Since 2015, the number of hungry people in the world has been rising steadily, reversing years of progress, FAO Director-General José Graziano da Silva told member states on Monday at the opening of the agency’s biennial conference in Rome, Italy.
Graziano da Silva pointed out that almost 60 percent of people suffering from hunger live in countries affected by conflict and climate change. In 2016, the number of famine victims affected globally grew to 108 million, up from 80 million in 2015.
“Unfortunately this is not good news,” Graziano da Silva added.
Currently, the FAO has identified 19 countries in what the agency describes as a “protracted crisis situation,” many also facing extreme climate events such as drought and flooding. Additionally, four countries – northeast Nigeria, Somalia, South Sudan and Yemen with 20 million people, have been designated as at “high risk for famine.”

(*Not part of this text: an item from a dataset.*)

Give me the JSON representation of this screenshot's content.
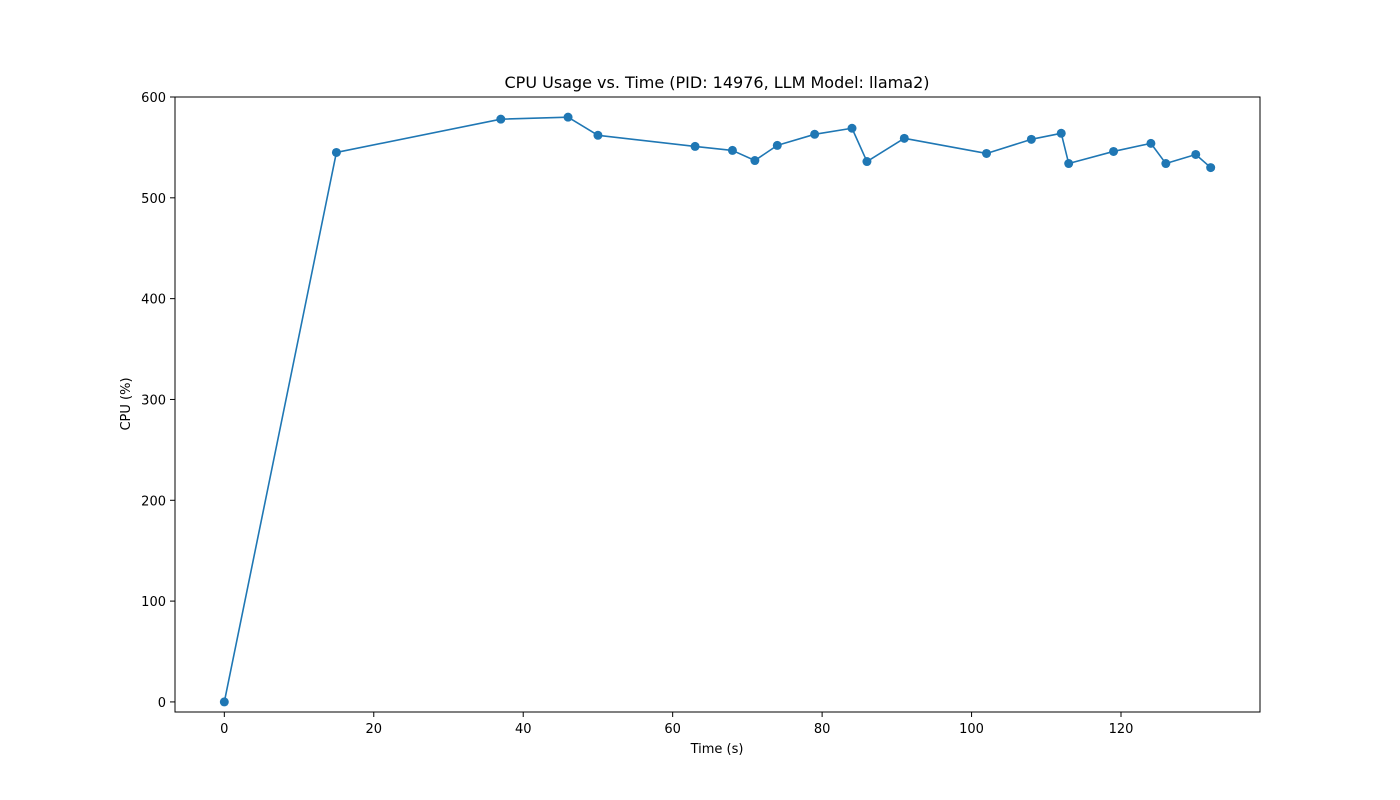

In the four high-risk countries, ongoing conflicts have hit the mainly rural populations hard, and the added climate events, like drought and flooding, have left people’s lives disrupted and “many of them have found no option other than increasing the statistics of distress migration,” Graziano da Silva said.

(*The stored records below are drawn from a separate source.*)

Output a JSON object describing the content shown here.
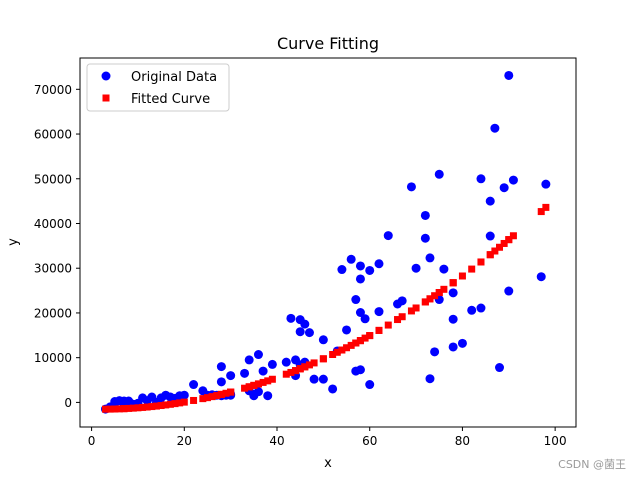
{
  "chart_data": {
    "type": "scatter",
    "title": "Curve Fitting",
    "xlabel": "x",
    "ylabel": "y",
    "xlim": [
      -2.5,
      104.5
    ],
    "ylim": [
      -5500,
      77000
    ],
    "xticks": [
      0,
      20,
      40,
      60,
      80,
      100
    ],
    "yticks": [
      0,
      10000,
      20000,
      30000,
      40000,
      50000,
      60000,
      70000
    ],
    "grid": false,
    "legend_position": "upper-left",
    "series": [
      {
        "name": "Original Data",
        "marker": "circle",
        "color": "#0000ff",
        "points": [
          [
            3,
            -1500
          ],
          [
            4,
            -1000
          ],
          [
            5,
            200
          ],
          [
            5,
            -200
          ],
          [
            6,
            400
          ],
          [
            7,
            -300
          ],
          [
            7,
            300
          ],
          [
            8,
            300
          ],
          [
            9,
            -400
          ],
          [
            10,
            -200
          ],
          [
            11,
            1000
          ],
          [
            12,
            400
          ],
          [
            13,
            1200
          ],
          [
            14,
            0
          ],
          [
            15,
            1000
          ],
          [
            16,
            1600
          ],
          [
            17,
            1200
          ],
          [
            18,
            900
          ],
          [
            19,
            1500
          ],
          [
            20,
            1600
          ],
          [
            22,
            4000
          ],
          [
            24,
            2600
          ],
          [
            25,
            1600
          ],
          [
            26,
            1700
          ],
          [
            27,
            1600
          ],
          [
            28,
            4600
          ],
          [
            28,
            1500
          ],
          [
            28,
            8000
          ],
          [
            29,
            1600
          ],
          [
            30,
            1800
          ],
          [
            30,
            1600
          ],
          [
            30,
            6000
          ],
          [
            33,
            6500
          ],
          [
            34,
            2600
          ],
          [
            34,
            9500
          ],
          [
            35,
            1800
          ],
          [
            35,
            1500
          ],
          [
            36,
            10700
          ],
          [
            36,
            2400
          ],
          [
            37,
            7000
          ],
          [
            38,
            1500
          ],
          [
            39,
            8500
          ],
          [
            42,
            9000
          ],
          [
            43,
            18800
          ],
          [
            44,
            9500
          ],
          [
            44,
            6000
          ],
          [
            45,
            15800
          ],
          [
            45,
            18500
          ],
          [
            45,
            8400
          ],
          [
            46,
            17500
          ],
          [
            46,
            9000
          ],
          [
            47,
            15600
          ],
          [
            48,
            5200
          ],
          [
            50,
            14000
          ],
          [
            50,
            5200
          ],
          [
            52,
            3000
          ],
          [
            53,
            11500
          ],
          [
            54,
            29700
          ],
          [
            55,
            16200
          ],
          [
            56,
            32000
          ],
          [
            57,
            23000
          ],
          [
            57,
            7000
          ],
          [
            58,
            30500
          ],
          [
            58,
            27600
          ],
          [
            58,
            20100
          ],
          [
            58,
            7300
          ],
          [
            59,
            18700
          ],
          [
            60,
            29500
          ],
          [
            60,
            4000
          ],
          [
            62,
            31000
          ],
          [
            62,
            20300
          ],
          [
            64,
            37300
          ],
          [
            66,
            22000
          ],
          [
            67,
            22700
          ],
          [
            69,
            48200
          ],
          [
            70,
            30000
          ],
          [
            72,
            41800
          ],
          [
            72,
            36700
          ],
          [
            73,
            32300
          ],
          [
            73,
            5300
          ],
          [
            74,
            11300
          ],
          [
            75,
            51000
          ],
          [
            75,
            23000
          ],
          [
            76,
            29800
          ],
          [
            78,
            24500
          ],
          [
            78,
            18600
          ],
          [
            78,
            12400
          ],
          [
            80,
            13200
          ],
          [
            82,
            20600
          ],
          [
            84,
            50000
          ],
          [
            84,
            21100
          ],
          [
            86,
            45000
          ],
          [
            86,
            37200
          ],
          [
            87,
            61300
          ],
          [
            88,
            7800
          ],
          [
            89,
            48000
          ],
          [
            90,
            73100
          ],
          [
            90,
            24900
          ],
          [
            91,
            49700
          ],
          [
            97,
            28100
          ],
          [
            98,
            48800
          ]
        ]
      },
      {
        "name": "Fitted Curve",
        "marker": "square",
        "color": "#ff0000"
      }
    ]
  },
  "watermark": "CSDN @菌王"
}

In his report, Graziano da Silva cited some statistics on the four countries – Over a fifth of the population in Somalia are in danger of starvation, while the famine crisis continues, spreading to 4.9 million people in South Sudan, 8.1 million Nigerians and an incredible 20 million in Yemen.

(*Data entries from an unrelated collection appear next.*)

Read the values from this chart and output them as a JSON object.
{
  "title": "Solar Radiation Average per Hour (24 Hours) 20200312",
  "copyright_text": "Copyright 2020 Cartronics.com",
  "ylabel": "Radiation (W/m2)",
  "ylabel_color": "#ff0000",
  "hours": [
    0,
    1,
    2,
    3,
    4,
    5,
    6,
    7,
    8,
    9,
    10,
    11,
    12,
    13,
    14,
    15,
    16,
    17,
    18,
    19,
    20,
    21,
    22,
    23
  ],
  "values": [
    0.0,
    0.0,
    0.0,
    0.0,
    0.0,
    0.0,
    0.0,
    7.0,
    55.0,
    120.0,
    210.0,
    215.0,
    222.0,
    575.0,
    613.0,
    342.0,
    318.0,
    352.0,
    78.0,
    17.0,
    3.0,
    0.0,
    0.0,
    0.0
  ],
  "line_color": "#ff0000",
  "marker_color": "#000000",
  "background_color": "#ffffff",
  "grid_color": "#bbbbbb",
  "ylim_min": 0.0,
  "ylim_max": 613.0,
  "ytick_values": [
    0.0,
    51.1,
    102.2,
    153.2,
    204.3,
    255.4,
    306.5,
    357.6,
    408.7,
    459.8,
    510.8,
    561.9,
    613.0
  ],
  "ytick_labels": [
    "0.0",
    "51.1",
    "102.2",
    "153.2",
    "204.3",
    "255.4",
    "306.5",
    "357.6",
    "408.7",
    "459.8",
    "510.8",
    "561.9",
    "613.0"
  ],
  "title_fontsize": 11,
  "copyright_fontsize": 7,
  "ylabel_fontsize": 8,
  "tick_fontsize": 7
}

It should be pointed out that a number of countries are suffering from a food insecurity crisis because of the displacement of refugees from other countries where internal conflicts and climate extremes have placed a burden on the host communities.
The populations worst affected by displacement are those of Syria (6.3 million internally displaced people – (IDPs) and Syrian refugees in neighboring countries (4.8 million), Iraq (3.1 million), Yemen (3.2 million), South Sudan (3 million), Somalia (2.1 million) and northeast Nigeria (2.1 million).
Achieving zero hunger by the year 2030 is one of the U.N.’s Sustainable Development Goals adopted by member states in 2015. However, David Beasley, the head of the U.N. World Food Programme (WFP) said the goal had “zero chance of succeeding in the atmosphere that we have in the world today” due to conflicts.
And as long as the terrible conflicts we are experiencing in our world today go on, hunger, famine, and death will be the only future for millions of the world’s people, and that is not a pretty picture.